Propositional Logics for the Lawvere Quantale
Giorgio Bacci, Radu Mardare, Prakash Panangaden, Gordon Plotkin
TL;DR
This work develops three propositional logics over Lawvere's quantale $[0,\infty]$ and provides natural deduction systems with decidable completeness relative to quantale semantics. It analyzes metatheoretical properties, including deduction behavior, totality, normal forms, and the decidability of satisfiability via a normalization-based reduction to affine inequalities, leveraging Motzkin and Fourier–Motzkin results. The authors prove incompleteness in general but obtain completeness for finitely axiomatized theories and a restricted approximate strong completeness in certain settings, employing Hurwicz's form of Farkas' lemma.
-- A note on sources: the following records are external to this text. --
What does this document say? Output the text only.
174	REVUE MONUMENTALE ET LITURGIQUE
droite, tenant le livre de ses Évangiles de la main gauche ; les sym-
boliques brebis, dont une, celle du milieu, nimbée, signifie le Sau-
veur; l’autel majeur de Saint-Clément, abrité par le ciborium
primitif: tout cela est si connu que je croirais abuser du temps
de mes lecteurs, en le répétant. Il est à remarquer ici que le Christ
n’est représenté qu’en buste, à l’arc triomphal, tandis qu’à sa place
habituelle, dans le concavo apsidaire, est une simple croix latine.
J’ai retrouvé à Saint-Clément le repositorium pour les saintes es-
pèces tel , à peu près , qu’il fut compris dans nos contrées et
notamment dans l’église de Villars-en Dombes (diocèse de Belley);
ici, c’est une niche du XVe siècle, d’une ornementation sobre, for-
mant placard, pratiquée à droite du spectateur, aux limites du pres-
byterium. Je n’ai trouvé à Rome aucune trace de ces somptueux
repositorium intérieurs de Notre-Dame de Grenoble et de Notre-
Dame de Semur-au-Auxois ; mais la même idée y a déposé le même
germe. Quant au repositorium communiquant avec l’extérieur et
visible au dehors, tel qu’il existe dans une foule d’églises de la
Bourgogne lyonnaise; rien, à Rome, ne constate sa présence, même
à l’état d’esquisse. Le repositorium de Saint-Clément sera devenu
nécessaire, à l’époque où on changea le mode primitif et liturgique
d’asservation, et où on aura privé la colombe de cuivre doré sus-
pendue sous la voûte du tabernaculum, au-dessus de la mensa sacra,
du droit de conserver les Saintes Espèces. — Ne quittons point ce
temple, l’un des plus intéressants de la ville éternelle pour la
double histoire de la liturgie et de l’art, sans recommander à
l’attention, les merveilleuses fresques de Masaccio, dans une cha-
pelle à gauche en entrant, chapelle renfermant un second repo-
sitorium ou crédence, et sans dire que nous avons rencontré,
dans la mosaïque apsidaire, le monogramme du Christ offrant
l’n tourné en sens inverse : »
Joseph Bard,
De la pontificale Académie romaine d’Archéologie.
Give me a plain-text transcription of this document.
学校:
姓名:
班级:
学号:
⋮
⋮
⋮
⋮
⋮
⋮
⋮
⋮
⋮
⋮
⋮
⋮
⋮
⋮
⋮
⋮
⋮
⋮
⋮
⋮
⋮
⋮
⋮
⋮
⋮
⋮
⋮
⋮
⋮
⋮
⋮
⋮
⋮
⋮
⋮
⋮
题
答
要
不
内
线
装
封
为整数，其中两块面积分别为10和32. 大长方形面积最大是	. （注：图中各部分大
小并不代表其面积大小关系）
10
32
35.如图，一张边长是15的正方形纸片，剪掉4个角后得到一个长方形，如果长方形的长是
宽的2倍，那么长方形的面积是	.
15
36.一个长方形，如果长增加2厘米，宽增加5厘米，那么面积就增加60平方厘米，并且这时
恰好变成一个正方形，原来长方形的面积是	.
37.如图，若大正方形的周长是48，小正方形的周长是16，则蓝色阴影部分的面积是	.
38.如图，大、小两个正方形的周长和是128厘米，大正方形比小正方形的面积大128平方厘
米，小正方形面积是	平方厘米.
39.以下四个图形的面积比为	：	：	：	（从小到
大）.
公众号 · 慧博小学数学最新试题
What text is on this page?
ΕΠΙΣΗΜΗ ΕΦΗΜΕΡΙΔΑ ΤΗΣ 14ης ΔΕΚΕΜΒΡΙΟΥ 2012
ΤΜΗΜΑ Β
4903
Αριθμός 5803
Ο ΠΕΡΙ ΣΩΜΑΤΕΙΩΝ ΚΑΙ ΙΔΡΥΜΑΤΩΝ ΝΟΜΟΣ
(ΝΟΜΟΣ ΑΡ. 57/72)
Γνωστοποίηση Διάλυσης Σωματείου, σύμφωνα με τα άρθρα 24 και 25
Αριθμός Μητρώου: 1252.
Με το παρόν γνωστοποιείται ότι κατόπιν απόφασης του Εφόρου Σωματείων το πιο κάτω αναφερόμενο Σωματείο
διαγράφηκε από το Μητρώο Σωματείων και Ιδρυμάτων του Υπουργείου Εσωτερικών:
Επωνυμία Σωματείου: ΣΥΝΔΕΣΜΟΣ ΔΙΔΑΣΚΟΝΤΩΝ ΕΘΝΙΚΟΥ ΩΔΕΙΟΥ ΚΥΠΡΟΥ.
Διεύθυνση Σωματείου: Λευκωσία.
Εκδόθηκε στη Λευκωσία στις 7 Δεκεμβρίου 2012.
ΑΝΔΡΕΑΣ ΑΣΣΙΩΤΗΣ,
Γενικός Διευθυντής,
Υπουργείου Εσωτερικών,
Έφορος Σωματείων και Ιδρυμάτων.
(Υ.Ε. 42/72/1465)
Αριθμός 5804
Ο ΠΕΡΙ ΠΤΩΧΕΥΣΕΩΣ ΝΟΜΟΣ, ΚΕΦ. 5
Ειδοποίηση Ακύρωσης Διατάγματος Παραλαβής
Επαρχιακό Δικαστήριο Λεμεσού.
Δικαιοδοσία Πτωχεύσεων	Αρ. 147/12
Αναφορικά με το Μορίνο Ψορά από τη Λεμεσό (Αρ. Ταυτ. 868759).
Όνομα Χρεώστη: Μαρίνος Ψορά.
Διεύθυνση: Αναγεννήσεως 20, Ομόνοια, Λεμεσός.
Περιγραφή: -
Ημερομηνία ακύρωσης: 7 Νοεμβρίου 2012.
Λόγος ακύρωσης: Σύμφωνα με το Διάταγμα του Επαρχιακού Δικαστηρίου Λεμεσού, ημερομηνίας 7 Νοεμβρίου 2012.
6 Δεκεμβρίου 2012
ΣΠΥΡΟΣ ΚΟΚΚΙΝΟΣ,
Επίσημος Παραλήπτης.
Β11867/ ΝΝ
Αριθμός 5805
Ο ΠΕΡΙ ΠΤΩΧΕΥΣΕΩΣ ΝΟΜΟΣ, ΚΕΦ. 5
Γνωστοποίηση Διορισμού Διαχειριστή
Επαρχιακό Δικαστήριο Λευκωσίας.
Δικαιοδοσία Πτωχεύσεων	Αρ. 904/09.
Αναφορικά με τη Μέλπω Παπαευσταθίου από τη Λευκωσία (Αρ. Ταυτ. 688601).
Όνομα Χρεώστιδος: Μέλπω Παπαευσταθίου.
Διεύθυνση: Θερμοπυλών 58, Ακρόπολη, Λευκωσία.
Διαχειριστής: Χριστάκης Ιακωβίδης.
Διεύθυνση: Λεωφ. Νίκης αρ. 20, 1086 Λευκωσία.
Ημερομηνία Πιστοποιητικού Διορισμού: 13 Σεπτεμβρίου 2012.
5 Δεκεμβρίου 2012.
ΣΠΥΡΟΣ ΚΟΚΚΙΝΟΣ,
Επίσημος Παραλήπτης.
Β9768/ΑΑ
They also show how quantitative equational logic can be encoded within these logics using inference systems, thus enabling reasoning about distances in extended metric spaces through a single valued predicate. Overall, the paper provides a robust semantic and proof-theoretic foundation for quantale-valued logics and their applications to quantitative algebra and metric reasoning, with avenues for extending to polynomial inequalities via Positivstellensatz.
Abstract
Lawvere showed that generalised metric spaces are categories enriched over $[0, \infty]$, the quantale of the positive extended reals. The statement of enrichment is a quantitative analogue of being a preorder. Towards seeking a logic for quantitative metric reasoning, we investigate three $[0,\infty]$-valued propositional logics over the Lawvere quantale. The basic logical connectives shared by all three logics are those that can be interpreted in any quantale, viz finite conjunctions and disjunctions, tensor (addition for the Lawvere quantale) and linear implication (here a truncated subtraction); to these we add, in turn, the constant $1$ to express integer values, and scalar multiplication by a non-negative real to express general affine combinations. Quantitative equational logic can be interpreted in the third logic if we allow inference systems instead of axiomatic systems. For each of these logics we develop a natural deduction system which we prove to be decidably complete w.r.t. the quantale-valued semantics. The heart of the completeness proof makes use of the Motzkin transposition theorem. Consistency is also decidable; the proof makes use of Fourier-Motzkin elimination of linear inequalities. Strong completeness does not hold in general, even (as is known) for theories over finitely-many propositional variables; indeed even an approximate form of strong completeness in the sense of Pavelka or Ben Yaacov -- provability up to arbitrary precision -- does not hold. However, we can show it for theories axiomatized by a (not necessarily finite) set of judgements in normal form over a finite set of propositional variables when we restrict to models that do not map variables to $\infty$; the proof uses Hurwicz's general form of the Farkas' Lemma.